The youth wrote a letter to the Chase Home program with a picture she drew attached, and quoted "The strongest people are those who win battles we know nothing about," and "Don't you ever let anyone tell you to be quiet, you have a voice...use it!" 
The youth wrote a letter to the Chase Home program with a picture she drew attached, and quoted “The strongest people are those who win battles we know nothing about,” and “Don’t you ever let anyone tell you to be quiet, you have a voice…use it!” 

The goal, she said, was for the youth to step down to Chase Home in order to successfully reunify with their guardian. “Chase Home was able to provide access to mental health services immediately upon admission to support the mental health needs of this youth and secure an appropriate alternative education setting with increased emotional support,” she said.

The result was that the youth reported feeling “safe and heard” at the Chase Home, which allowed her to work through her triggers throughout her treatment. “Our Clinical Coordinator was able to challenge her thought processes,” said Ellis. “The youth was able to see things from a different perspective when challenged as well as able to improve and organize her thoughts to be able to succeed across settings.”

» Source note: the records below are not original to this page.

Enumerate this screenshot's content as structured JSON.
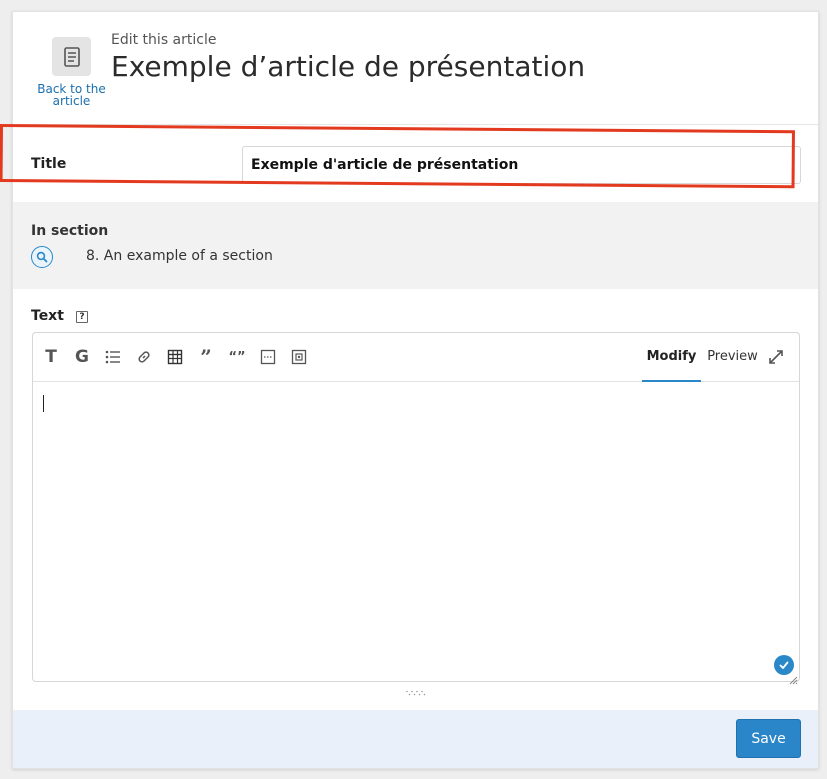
{
  "header": {
    "back_label": "Back to the article",
    "subtitle": "Edit this article",
    "title": "Exemple d’article de présentation"
  },
  "form": {
    "title_label": "Title",
    "title_value": "Exemple d'article de présentation",
    "section_label": "In section",
    "section_value": "8. An example of a section",
    "text_label": "Text",
    "text_help": "?"
  },
  "editor": {
    "toolbar": [
      {
        "name": "heading-icon",
        "glyph": "T"
      },
      {
        "name": "bold-icon",
        "glyph": "G"
      },
      {
        "name": "list-icon",
        "glyph": "list"
      },
      {
        "name": "link-icon",
        "glyph": "link"
      },
      {
        "name": "table-icon",
        "glyph": "table"
      },
      {
        "name": "quote-icon",
        "glyph": "quote"
      },
      {
        "name": "inline-quote-icon",
        "glyph": "inline-quote"
      },
      {
        "name": "code-block-icon",
        "glyph": "code"
      },
      {
        "name": "media-icon",
        "glyph": "media"
      }
    ],
    "tab_modify": "Modify",
    "tab_preview": "Preview",
    "content": ""
  },
  "footer": {
    "save_label": "Save"
  },
  "colors": {
    "accent": "#2a86c9",
    "highlight": "#e33a1f",
    "section_bg": "#f2f2f2",
    "footer_bg": "#e9f0f9",
    "link": "#1b6fae"
  }
}
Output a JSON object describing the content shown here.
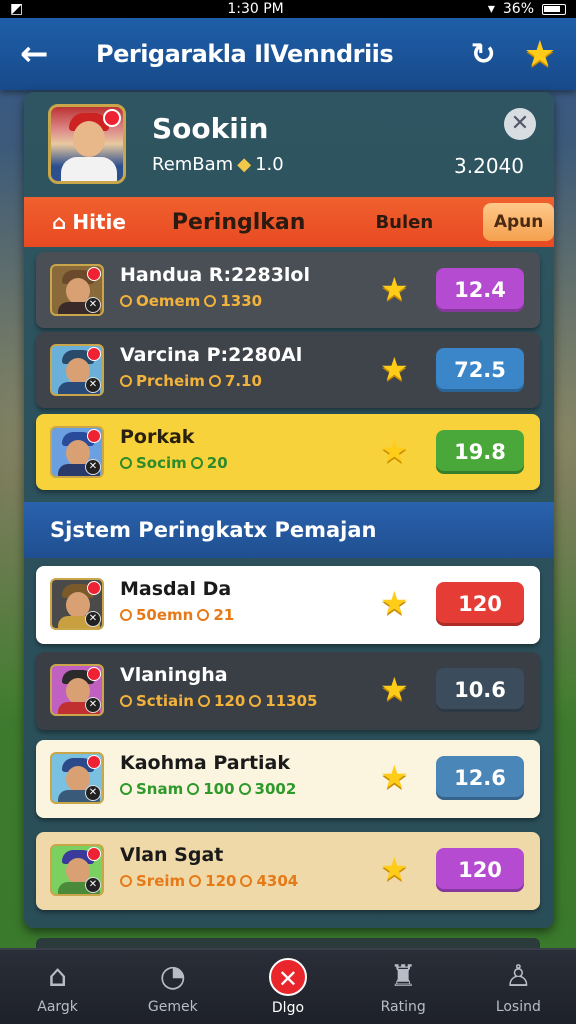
{
  "status": {
    "time": "1:30 PM",
    "battery": "36%"
  },
  "header": {
    "title": "Perigarakla IlVenndriis"
  },
  "profile": {
    "name": "Sookiin",
    "rank_label": "RemBam",
    "rank_value": "1.0",
    "score": "3.2040"
  },
  "tabs": {
    "hitlist": "Hitie",
    "peringkat": "Peringlkan",
    "bulan": "Bulen",
    "apun": "Apun"
  },
  "top_rows": [
    {
      "name": "Handua R:2283lol",
      "sub1": "Oemem",
      "sub2": "1330",
      "score": "12.4",
      "bg": "#4a4f55",
      "score_bg": "#b54bd1",
      "name_color": "#ffffff",
      "sub_color": "#f3b23a"
    },
    {
      "name": "Varcina P:2280Al",
      "sub1": "Prcheim",
      "sub2": "7.10",
      "score": "72.5",
      "bg": "#3f444a",
      "score_bg": "#3a86c8",
      "name_color": "#ffffff",
      "sub_color": "#f3b23a"
    },
    {
      "name": "Porkak",
      "sub1": "Socim",
      "sub2": "20",
      "score": "19.8",
      "bg": "#f7d23a",
      "score_bg": "#4aa83a",
      "name_color": "#2a2010",
      "sub_color": "#2e8a2a"
    }
  ],
  "section": {
    "title": "Sjstem Peringkatx Pemajan"
  },
  "system_rows": [
    {
      "name": "Masdal Da",
      "sub1": "50emn",
      "sub2": "21",
      "sub3": "",
      "score": "120",
      "bg": "#ffffff",
      "score_bg": "#e63c36",
      "name_color": "#1a1a1a",
      "sub_color": "#e67a18"
    },
    {
      "name": "Vlaningha",
      "sub1": "Sctiain",
      "sub2": "120",
      "sub3": "11305",
      "score": "10.6",
      "bg": "#3a3f46",
      "score_bg": "#3b4c5c",
      "name_color": "#ffffff",
      "sub_color": "#f3b23a"
    },
    {
      "name": "Kaohma Partiak",
      "sub1": "Snam",
      "sub2": "100",
      "sub3": "3002",
      "score": "12.6",
      "bg": "#fbf4df",
      "score_bg": "#4a86b8",
      "name_color": "#1a1a1a",
      "sub_color": "#2e9a2a"
    },
    {
      "name": "Vlan Sgat",
      "sub1": "Sreim",
      "sub2": "120",
      "sub3": "4304",
      "score": "120",
      "bg": "#f0d9a8",
      "score_bg": "#b54bd1",
      "name_color": "#1a1a1a",
      "sub_color": "#e67a18"
    }
  ],
  "nav": [
    {
      "label": "Aargk",
      "icon": "home-icon"
    },
    {
      "label": "Gemek",
      "icon": "ball-icon"
    },
    {
      "label": "Dlgo",
      "icon": "close-icon"
    },
    {
      "label": "Rating",
      "icon": "trophy-icon"
    },
    {
      "label": "Losind",
      "icon": "user-icon"
    }
  ]
}
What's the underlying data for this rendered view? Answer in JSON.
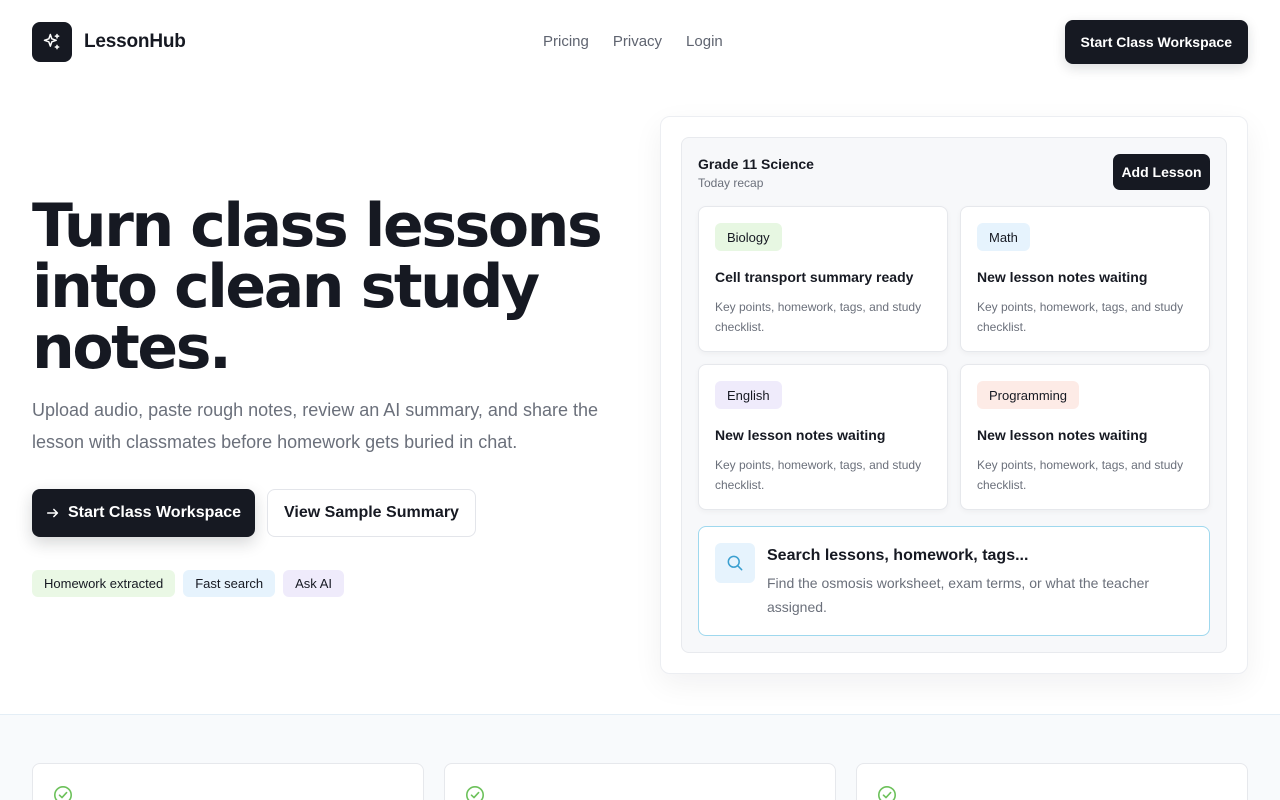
{
  "header": {
    "brand": "LessonHub",
    "nav": [
      "Pricing",
      "Privacy",
      "Login"
    ],
    "cta": "Start Class Workspace"
  },
  "hero": {
    "title": "Turn class lessons into clean study notes.",
    "subtitle": "Upload audio, paste rough notes, review an AI summary, and share the lesson with classmates before homework gets buried in chat.",
    "primary_button": "Start Class Workspace",
    "secondary_button": "View Sample Summary",
    "chips": [
      "Homework extracted",
      "Fast search",
      "Ask AI"
    ]
  },
  "panel": {
    "title": "Grade 11 Science",
    "subtitle": "Today recap",
    "add_button": "Add Lesson",
    "cards": [
      {
        "tag": "Biology",
        "title": "Cell transport summary ready",
        "desc": "Key points, homework, tags, and study checklist."
      },
      {
        "tag": "Math",
        "title": "New lesson notes waiting",
        "desc": "Key points, homework, tags, and study checklist."
      },
      {
        "tag": "English",
        "title": "New lesson notes waiting",
        "desc": "Key points, homework, tags, and study checklist."
      },
      {
        "tag": "Programming",
        "title": "New lesson notes waiting",
        "desc": "Key points, homework, tags, and study checklist."
      }
    ],
    "search": {
      "title": "Search lessons, homework, tags...",
      "desc": "Find the osmosis worksheet, exam terms, or what the teacher assigned."
    }
  },
  "colors": {
    "primary": "#161922",
    "muted_text": "#6b707b",
    "green_tint": "#e7f7e2",
    "blue_tint": "#e6f3fd",
    "purple_tint": "#efebfb",
    "red_tint": "#fdebe6",
    "check_green": "#6cc15a"
  },
  "icons": {
    "logo": "sparkle-icon",
    "primary_button": "arrow-right-icon",
    "search": "search-icon",
    "feature": "check-circle-icon"
  }
}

The youth was reunified with her family in approximately 3 months. “Our staff listened to her, validated her feelings, and supported her with her goals,” she said. “We had the community wrapping around this youth and her family with services.”

According to Wheeler, Ellis’s work exemplifies the intent behind The Chase Home. “We are talking about transforming the lives of youth who have struggled for a variety of reasons, many of them complex and grounded in trauma,” she explained. “I’m grateful for not just Lindsey’s work, but that of our entire staff and the community support that helps make all this happen…It really does take a village.”